Business to Cloud: Protecting Your Company’s Information
Using the cloud is a cost-effective means of obtaining technology services for many businesses. It’s scalable, easy to set up, and easy to access.
When files are stored in the cloud, employees can access company data from any device at any time. Files can be shared with colleagues within the business and also with your business partners, no matter where they’re located.
Without appropriate security measures, however, company employees and partners may not be the only ones accessing company data in the cloud. Files in the cloud are outside your company’s network perimeter, making it more difficult for you to apply controls and monitor who is accessing company files.
Cloud service providers offer some security measures, but companies still have the bulk of responsibility for protecting their customer’s information.

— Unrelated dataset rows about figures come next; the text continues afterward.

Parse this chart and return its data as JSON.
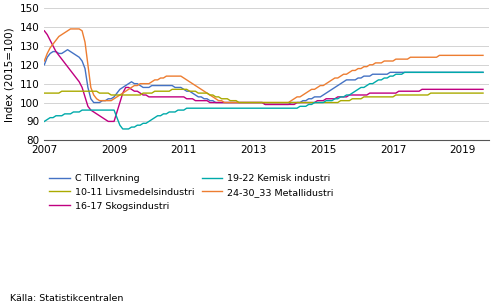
{
  "ylabel": "Index (2015=100)",
  "ylim": [
    80,
    150
  ],
  "yticks": [
    80,
    90,
    100,
    110,
    120,
    130,
    140,
    150
  ],
  "xlim_start": 2007.0,
  "xlim_end": 2019.75,
  "xticks": [
    2007,
    2009,
    2011,
    2013,
    2015,
    2017,
    2019
  ],
  "source": "Källa: Statistikcentralen",
  "n_months": 152,
  "start_year": 2007.0,
  "series": {
    "C Tillverkning": {
      "color": "#4472C4",
      "data": [
        120,
        124,
        126,
        127,
        127,
        126,
        126,
        127,
        128,
        127,
        126,
        125,
        124,
        122,
        118,
        108,
        102,
        100,
        100,
        100,
        101,
        101,
        102,
        102,
        103,
        105,
        107,
        108,
        109,
        110,
        111,
        110,
        110,
        109,
        108,
        108,
        108,
        109,
        109,
        109,
        109,
        109,
        109,
        109,
        109,
        108,
        108,
        108,
        107,
        106,
        106,
        105,
        104,
        103,
        103,
        102,
        102,
        101,
        101,
        100,
        100,
        100,
        100,
        100,
        100,
        100,
        100,
        100,
        100,
        100,
        100,
        100,
        100,
        100,
        100,
        100,
        99,
        99,
        99,
        99,
        99,
        99,
        99,
        99,
        99,
        100,
        100,
        100,
        100,
        101,
        101,
        102,
        102,
        103,
        103,
        103,
        104,
        105,
        106,
        107,
        108,
        109,
        110,
        111,
        112,
        112,
        112,
        112,
        113,
        113,
        114,
        114,
        114,
        115,
        115,
        115,
        115,
        115,
        115,
        116,
        116,
        116,
        116,
        116,
        116,
        116,
        116,
        116,
        116,
        116,
        116,
        116,
        116,
        116,
        116,
        116,
        116,
        116,
        116,
        116,
        116,
        116,
        116,
        116,
        116,
        116,
        116,
        116,
        116,
        116,
        116,
        116
      ]
    },
    "16-17 Skogsindustri": {
      "color": "#C00080",
      "data": [
        138,
        136,
        133,
        130,
        127,
        125,
        123,
        121,
        119,
        117,
        115,
        113,
        111,
        108,
        103,
        98,
        96,
        95,
        94,
        93,
        92,
        91,
        90,
        90,
        90,
        95,
        100,
        105,
        108,
        108,
        107,
        106,
        106,
        105,
        104,
        104,
        103,
        103,
        103,
        103,
        103,
        103,
        103,
        103,
        103,
        103,
        103,
        103,
        103,
        102,
        102,
        102,
        101,
        101,
        101,
        101,
        101,
        100,
        100,
        100,
        100,
        100,
        100,
        100,
        100,
        100,
        100,
        100,
        100,
        100,
        100,
        100,
        100,
        100,
        100,
        100,
        99,
        99,
        99,
        99,
        99,
        99,
        99,
        99,
        99,
        99,
        99,
        100,
        100,
        100,
        100,
        100,
        100,
        100,
        101,
        101,
        101,
        102,
        102,
        102,
        102,
        103,
        103,
        103,
        103,
        104,
        104,
        104,
        104,
        104,
        104,
        104,
        105,
        105,
        105,
        105,
        105,
        105,
        105,
        105,
        105,
        105,
        106,
        106,
        106,
        106,
        106,
        106,
        106,
        106,
        107,
        107,
        107,
        107,
        107,
        107,
        107,
        107,
        107,
        107,
        107,
        107,
        107,
        107,
        107,
        107,
        107,
        107,
        107,
        107,
        107,
        107
      ]
    },
    "24-30_33 Metallidustri": {
      "color": "#ED7D31",
      "data": [
        122,
        126,
        129,
        131,
        133,
        135,
        136,
        137,
        138,
        139,
        139,
        139,
        139,
        138,
        132,
        120,
        108,
        104,
        102,
        101,
        101,
        101,
        101,
        101,
        102,
        103,
        104,
        105,
        106,
        107,
        108,
        109,
        109,
        110,
        110,
        110,
        110,
        111,
        112,
        112,
        113,
        113,
        114,
        114,
        114,
        114,
        114,
        114,
        113,
        112,
        111,
        110,
        109,
        108,
        107,
        106,
        105,
        104,
        103,
        102,
        101,
        101,
        100,
        100,
        100,
        100,
        100,
        100,
        100,
        100,
        100,
        100,
        100,
        100,
        100,
        100,
        100,
        100,
        100,
        100,
        100,
        100,
        100,
        100,
        100,
        101,
        102,
        103,
        103,
        104,
        105,
        106,
        107,
        107,
        108,
        109,
        109,
        110,
        111,
        112,
        113,
        113,
        114,
        115,
        115,
        116,
        117,
        117,
        118,
        118,
        119,
        119,
        120,
        120,
        121,
        121,
        121,
        122,
        122,
        122,
        122,
        123,
        123,
        123,
        123,
        123,
        124,
        124,
        124,
        124,
        124,
        124,
        124,
        124,
        124,
        124,
        125,
        125,
        125,
        125,
        125,
        125,
        125,
        125,
        125,
        125,
        125,
        125,
        125,
        125,
        125,
        125
      ]
    },
    "10-11 Livsmedelsindustri": {
      "color": "#AAAA00",
      "data": [
        105,
        105,
        105,
        105,
        105,
        105,
        106,
        106,
        106,
        106,
        106,
        106,
        106,
        106,
        106,
        106,
        106,
        106,
        106,
        105,
        105,
        105,
        105,
        104,
        104,
        104,
        104,
        104,
        104,
        104,
        104,
        104,
        104,
        104,
        105,
        105,
        105,
        105,
        106,
        106,
        106,
        106,
        106,
        106,
        107,
        107,
        107,
        107,
        107,
        107,
        106,
        106,
        106,
        105,
        105,
        105,
        105,
        104,
        104,
        103,
        103,
        102,
        102,
        102,
        101,
        101,
        101,
        100,
        100,
        100,
        100,
        100,
        100,
        100,
        100,
        100,
        100,
        100,
        100,
        100,
        100,
        100,
        100,
        100,
        100,
        100,
        100,
        100,
        100,
        100,
        100,
        100,
        100,
        100,
        100,
        100,
        100,
        100,
        100,
        100,
        100,
        100,
        101,
        101,
        101,
        101,
        102,
        102,
        102,
        102,
        103,
        103,
        103,
        103,
        103,
        103,
        103,
        103,
        103,
        103,
        103,
        104,
        104,
        104,
        104,
        104,
        104,
        104,
        104,
        104,
        104,
        104,
        104,
        105,
        105,
        105,
        105,
        105,
        105,
        105,
        105,
        105,
        105,
        105,
        105,
        105,
        105,
        105,
        105,
        105,
        105,
        105
      ]
    },
    "19-22 Kemisk industri": {
      "color": "#00AAAA",
      "data": [
        90,
        91,
        92,
        92,
        93,
        93,
        93,
        94,
        94,
        94,
        95,
        95,
        95,
        96,
        96,
        96,
        96,
        96,
        96,
        96,
        96,
        96,
        96,
        96,
        96,
        92,
        88,
        86,
        86,
        86,
        87,
        87,
        88,
        88,
        89,
        89,
        90,
        91,
        92,
        93,
        93,
        94,
        94,
        95,
        95,
        95,
        96,
        96,
        96,
        97,
        97,
        97,
        97,
        97,
        97,
        97,
        97,
        97,
        97,
        97,
        97,
        97,
        97,
        97,
        97,
        97,
        97,
        97,
        97,
        97,
        97,
        97,
        97,
        97,
        97,
        97,
        97,
        97,
        97,
        97,
        97,
        97,
        97,
        97,
        97,
        97,
        97,
        97,
        98,
        98,
        98,
        99,
        99,
        100,
        100,
        100,
        100,
        101,
        101,
        101,
        102,
        102,
        103,
        103,
        104,
        104,
        105,
        106,
        107,
        108,
        108,
        109,
        110,
        110,
        111,
        112,
        112,
        113,
        113,
        114,
        114,
        115,
        115,
        115,
        116,
        116,
        116,
        116,
        116,
        116,
        116,
        116,
        116,
        116,
        116,
        116,
        116,
        116,
        116,
        116,
        116,
        116,
        116,
        116,
        116,
        116,
        116,
        116,
        116,
        116,
        116,
        116
      ]
    }
  },
  "legend_col1": [
    "C Tillverkning",
    "16-17 Skogsindustri",
    "24-30_33 Metallidustri"
  ],
  "legend_col2": [
    "10-11 Livsmedelsindustri",
    "19-22 Kemisk industri"
  ]
}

Companies need to protect their own intellectual property and other information in the cloud, as well.
Find Out What Your Employees Are Doing
The first step in protecting your data in the cloud is to discover which cloud providers your employees are using. Most companies keep files with multiple cloud providers: In addition to enterprise-grade cloud providers that your company’s IT department may have formally approved, your employees may be using various other free file-sharing cloud services. A shadow IT discovery process may be necessary to find which services are being used so that your company’s corporate information security measures can be applied to them.
You’ll also want to identify the type of information that employees are sharing in the cloud. Some information may be all right to place in the cloud as long as access is highly limited, while other information may require encryption or removal of some data before sharing is allowed. Some data may be so sensitive that it’s not appropriate for it to be in the cloud at all.
Assess Safe Cloud Providers
Once you know where employees have data, you can choose one or more secure cloud providers and require employees to migrate files over from non-approved sites.
Investigate cloud providers to understand the security they apply. Each provider should be able to give you information about their data center security policies. Make sure you understand the physical location of your files and whether they’re on shared devices. Review contracts and terms of service to make sure your business retains ownership of data uploaded to the cloud and that the cloud provider has no rights to use it for any purpose.
Evaluate potential cloud providers’ self-assessments or third-party security audits. Many cloud providers have certifications that verify their environments are in compliance with standards such as ISO 27001, PCI or HIPAA. This is especially important for businesses in highly sensitive industries such as finance or health care, which should only use providers certified for compliance with industry standards.
The Cloud Security Association has a cloud controls matrix that can guide you in assessing the security of a cloud provider. The matrix considers more than a dozen factors related to security, including data center security, key management, and identity and access management. In some cases, companies may choose to implement a private cloud environment to ensure that there’s heightened security for sensitive data.
Use Technology to Secure Data
Sensitive data, such as Social Security numbers and protected medical information, should use encryption or tokenization before it’s uploaded to cloud storage. Some cloud providers offer encryption, but they manage the keys and therefore have access to your secure data. Companies can consider using a cloud access security broker (CASB) to provide encryption, with the company managing its own keys.
CASBs also provide functionality such as granular file access controls and audit logging, which help companies manage and monitor access to data in the cloud. CASBs include data loss prevention (DLP) functionality to ensure that only data that can be safely used in the cloud is uploaded to the cloud. CASBs also monitor cloud files for malware, protecting the company from the risk of malware entering the company through files accessed in the cloud. Most CASBs will integrate with a business’s existing DLP and security information and event management (SIEM) software, allowing rules to be defined once and applied consistently across all environments.
Create Cloud Usage Policies and Educate Employees
Although encryption and CASBs are effective tools, defining cloud usage policies and educating employees is as important as implementing a technical solution. Require strong passwords for access to systems inside your network and define granular access controls — employees can’t share or expose data they can’t access.
Make sure that your company policies let employees know which data may be put on the cloud and which data may not be shared, and also the steps they need to take to protect sensitive information when it is shared. Inform employees of the approved cloud services and block access to unapproved cloud providers.
Basic cybersecurity training, such as the importance of strong passwords and not falling for phishing scams, will help employees protect company information in the cloud. Employees should understand the risks of downloading files from the cloud over public Wi-Fi or to shared, public computers.